Friday, September 13, 2013

Swimming Home

Swimming Home, by Deborah Levy, is an engaging novel whose sparse writing reads like a play. Indeed, the author, long-listed for the Man Booker Prize 2012, is an accomplished playwright. The small number of characters make their appearance two by two in each chapter much as actors upon a stage.

In a review in the Los Angeles Review of Books, Mark Haskell Smith explains:

Much like in a play, Levy doesn't gently introduce the characters or the setting, instead she stomps on the gas, peels out, and sets everything in motion in one of the first scenes as the cast discover Kitty skinnydipping in the pool.

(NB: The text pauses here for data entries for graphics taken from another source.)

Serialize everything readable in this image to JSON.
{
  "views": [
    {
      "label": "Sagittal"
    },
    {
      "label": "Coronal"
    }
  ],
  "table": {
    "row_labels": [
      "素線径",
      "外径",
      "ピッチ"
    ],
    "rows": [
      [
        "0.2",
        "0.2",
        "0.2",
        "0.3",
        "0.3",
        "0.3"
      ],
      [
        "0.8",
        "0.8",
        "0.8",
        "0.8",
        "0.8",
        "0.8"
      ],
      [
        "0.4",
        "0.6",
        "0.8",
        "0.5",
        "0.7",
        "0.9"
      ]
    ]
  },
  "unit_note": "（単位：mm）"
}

At first they think she might be a bear, but it soon becomes apparent that she is a young woman in her 20s...It is a grand entrance and sets the tone for the sexual tension that underscores the novel like a throbbing techno track ("Always Raining: On Deborah Levy's 'Swimming Home,'" December 11th, 2012)

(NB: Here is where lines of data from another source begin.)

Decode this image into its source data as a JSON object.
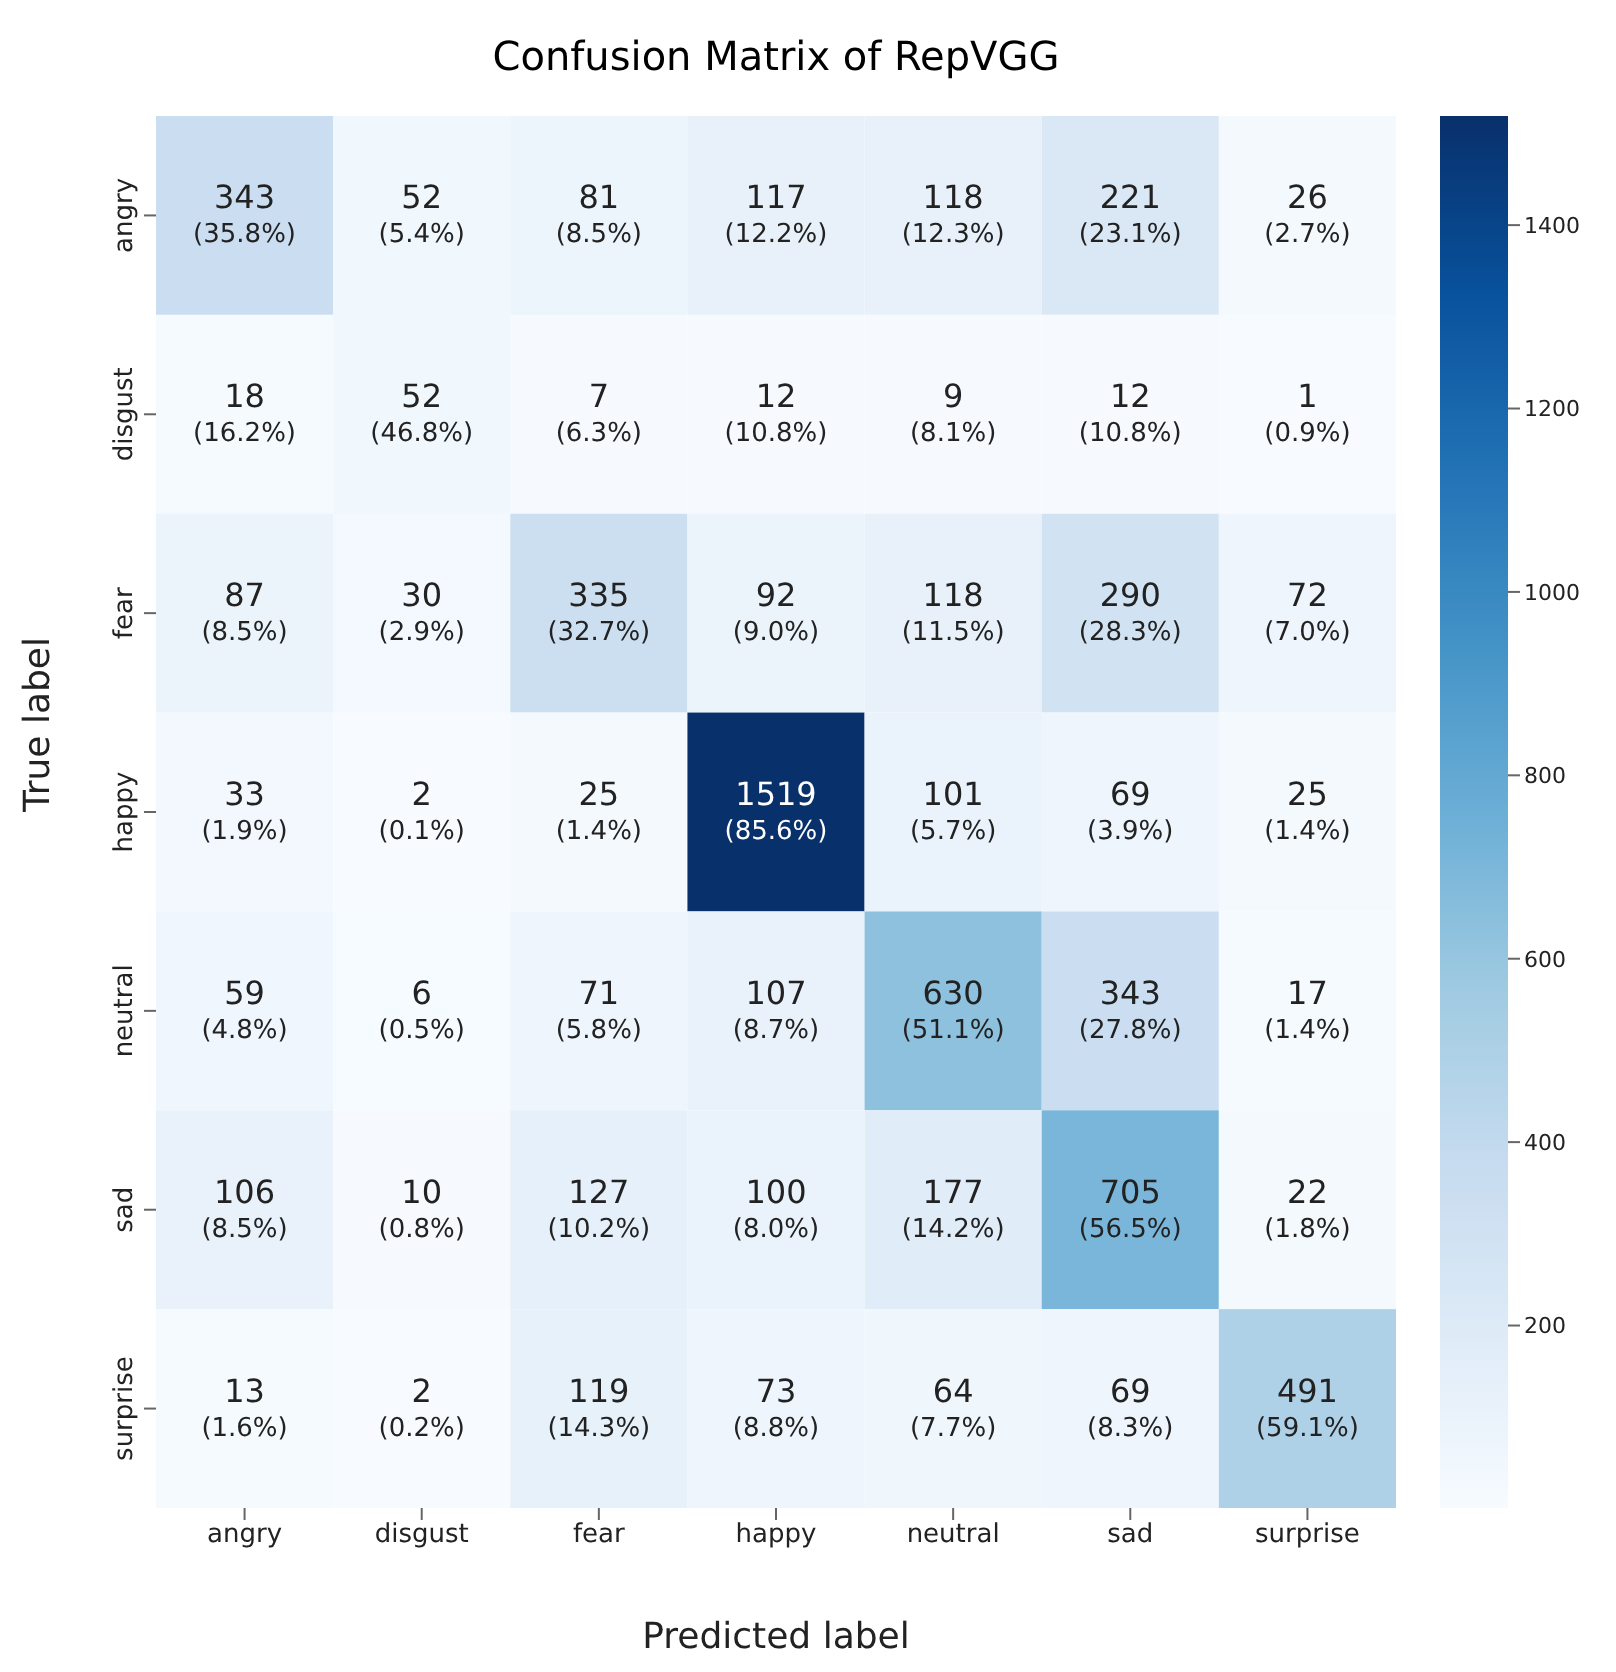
{
  "chart_data": {
    "type": "heatmap",
    "title": "Confusion Matrix of RepVGG",
    "xlabel": "Predicted label",
    "ylabel": "True label",
    "categories": [
      "angry",
      "disgust",
      "fear",
      "happy",
      "neutral",
      "sad",
      "surprise"
    ],
    "y_categories": [
      "angry",
      "disgust",
      "fear",
      "happy",
      "neutral",
      "sad",
      "surprise"
    ],
    "cells": [
      [
        343,
        52,
        81,
        117,
        118,
        221,
        26
      ],
      [
        18,
        52,
        7,
        12,
        9,
        12,
        1
      ],
      [
        87,
        30,
        335,
        92,
        118,
        290,
        72
      ],
      [
        33,
        2,
        25,
        1519,
        101,
        69,
        25
      ],
      [
        59,
        6,
        71,
        107,
        630,
        343,
        17
      ],
      [
        106,
        10,
        127,
        100,
        177,
        705,
        22
      ],
      [
        13,
        2,
        119,
        73,
        64,
        69,
        491
      ]
    ],
    "cell_labels": [
      [
        "343\n(35.8%)",
        "52\n(5.4%)",
        "81\n(8.5%)",
        "117\n(12.2%)",
        "118\n(12.3%)",
        "221\n(23.1%)",
        "26\n(2.7%)"
      ],
      [
        "18\n(16.2%)",
        "52\n(46.8%)",
        "7\n(6.3%)",
        "12\n(10.8%)",
        "9\n(8.1%)",
        "12\n(10.8%)",
        "1\n(0.9%)"
      ],
      [
        "87\n(8.5%)",
        "30\n(2.9%)",
        "335\n(32.7%)",
        "92\n(9.0%)",
        "118\n(11.5%)",
        "290\n(28.3%)",
        "72\n(7.0%)"
      ],
      [
        "33\n(1.9%)",
        "2\n(0.1%)",
        "25\n(1.4%)",
        "1519\n(85.6%)",
        "101\n(5.7%)",
        "69\n(3.9%)",
        "25\n(1.4%)"
      ],
      [
        "59\n(4.8%)",
        "6\n(0.5%)",
        "71\n(5.8%)",
        "107\n(8.7%)",
        "630\n(51.1%)",
        "343\n(27.8%)",
        "17\n(1.4%)"
      ],
      [
        "106\n(8.5%)",
        "10\n(0.8%)",
        "127\n(10.2%)",
        "100\n(8.0%)",
        "177\n(14.2%)",
        "705\n(56.5%)",
        "22\n(1.8%)"
      ],
      [
        "13\n(1.6%)",
        "2\n(0.2%)",
        "119\n(14.3%)",
        "73\n(8.8%)",
        "64\n(7.7%)",
        "69\n(8.3%)",
        "491\n(59.1%)"
      ]
    ],
    "clim": [
      1,
      1519
    ],
    "cticks": [
      200,
      400,
      600,
      800,
      1000,
      1200,
      1400
    ]
  }
}
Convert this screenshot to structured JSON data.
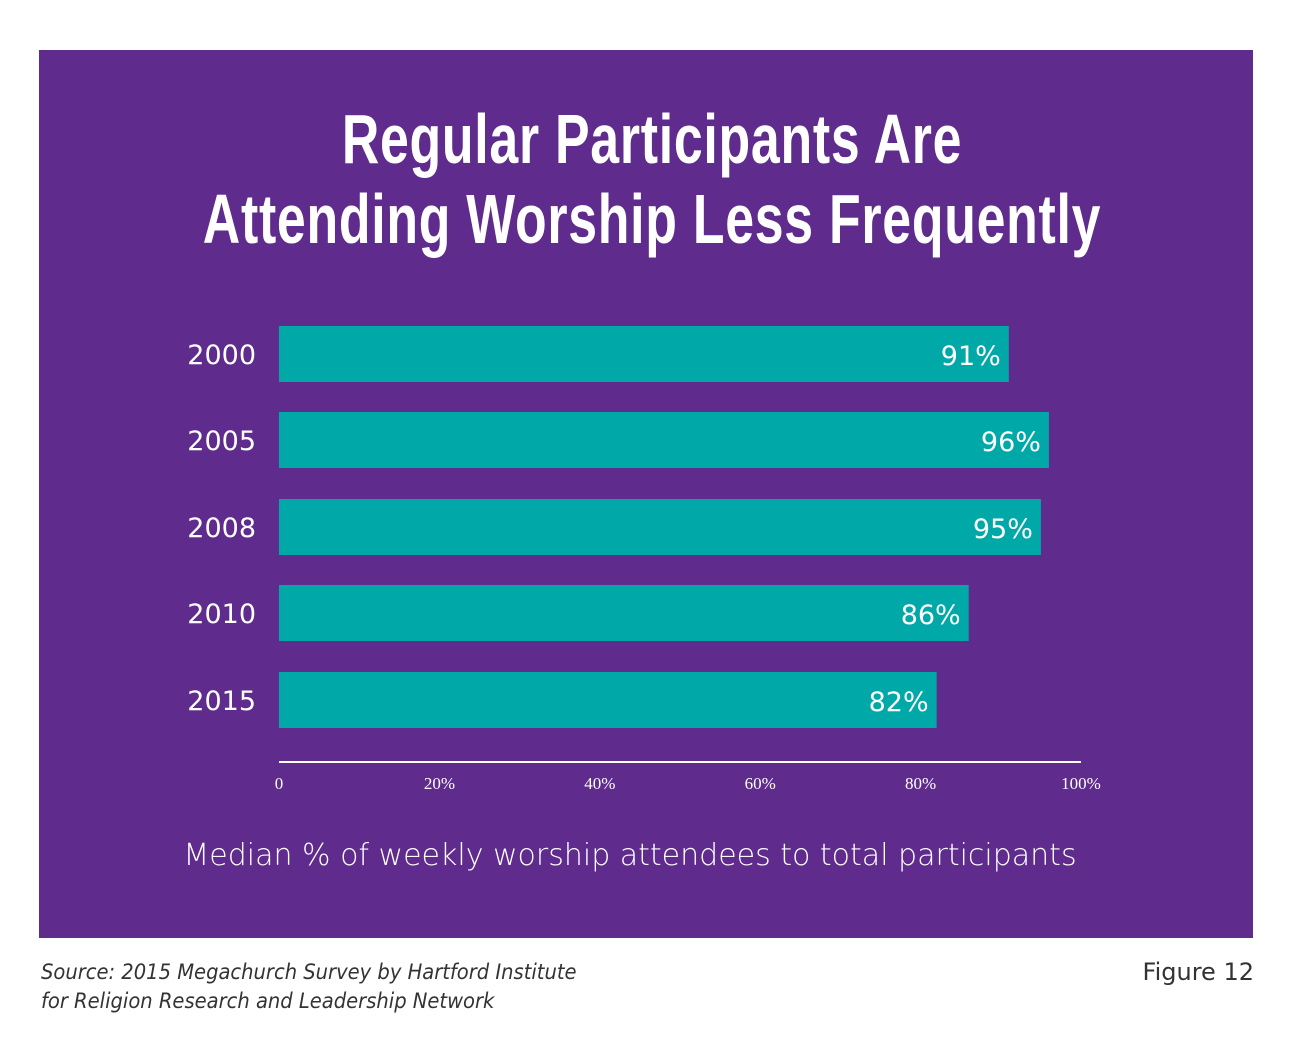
{
  "colors": {
    "background_panel": "#5f2b8c",
    "bar": "#00a8a8",
    "text_on_panel": "#ffffff",
    "footer_text": "#333333"
  },
  "chart_data": {
    "type": "bar",
    "orientation": "horizontal",
    "title": "Regular Participants Are Attending Worship Less Frequently",
    "title_lines": [
      "Regular Participants Are",
      "Attending Worship Less Frequently"
    ],
    "categories": [
      "2000",
      "2005",
      "2008",
      "2010",
      "2015"
    ],
    "values": [
      91,
      96,
      95,
      86,
      82
    ],
    "value_labels": [
      "91%",
      "96%",
      "95%",
      "86%",
      "82%"
    ],
    "unit": "%",
    "xlabel": "Median % of weekly worship attendees to total participants",
    "ylabel": "",
    "xlim": [
      0,
      100
    ],
    "x_ticks": [
      0,
      20,
      40,
      60,
      80,
      100
    ],
    "x_tick_labels": [
      "0",
      "20%",
      "40%",
      "60%",
      "80%",
      "100%"
    ],
    "grid": false,
    "legend": "none"
  },
  "footer": {
    "source_lines": [
      "Source: 2015 Megachurch Survey by Hartford Institute",
      "for Religion Research and Leadership Network"
    ],
    "figure_label": "Figure 12"
  }
}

The novel is set at a villa on the French Riviera. There are five main characters.  Kitty Finch, the  woman described in the above quote, has recently suffered a mental breakdown. She is a seductress, stalking Joe Jacobs, a poet of Polish-Jewish descent who is staying at villa with his wife and daughter. Joe is also a tormented soul. When the Germans invaded Poland during WWII, Joe was just five years old. In an attempt to save his son, his father abandoned him in the forest and told him he must never return home. Joe survived in the forest alone. Although he becomes a literary success, he suffers from disabling depression and had difficulty with emotional intimacy.

His wife, Isabel, would be the first to attest to this. She is a foreign correspondent who goes to the most troubled spots on the globe. Like her husband, she has seen the worst in human nature. Even from the vantage point of an adult, it has altered her view of life.

She was in the middle of her life, she was nearly fifty years old and had witnessed countless massacres and conflicts in the work that pressed her up close to the suffering world...Yet even without witnessing firsthand the terrors of Rwanda, she had gone too far into the unhappiness of the world to start all over again. (p. 31)

Their child, Nina, is a prepubescent girl who tries to care for her father during her mother's long absences from home. She loves him but cannot understand the depths of his sadness. She resents her mother, who in a sense, has abandoned her.

The other main characters in the book are Isabel's friends, Laura and Mitchell. Mitchell's compulsive spending has bankrupted this couple. His passion for guns and shooting animals portends the tragedy to come.

Swimming Home is a psychological thriller that grapples with many of life's big questions. How does one maintain love in a long marriage? How can parents protect the innocence of their children? How can optimism be preserved in a world where evil is pervasive?  Deborah Levy explores these themes through well-defined characters, a non-linear plot and an ending that is as shocking as it is unexpected.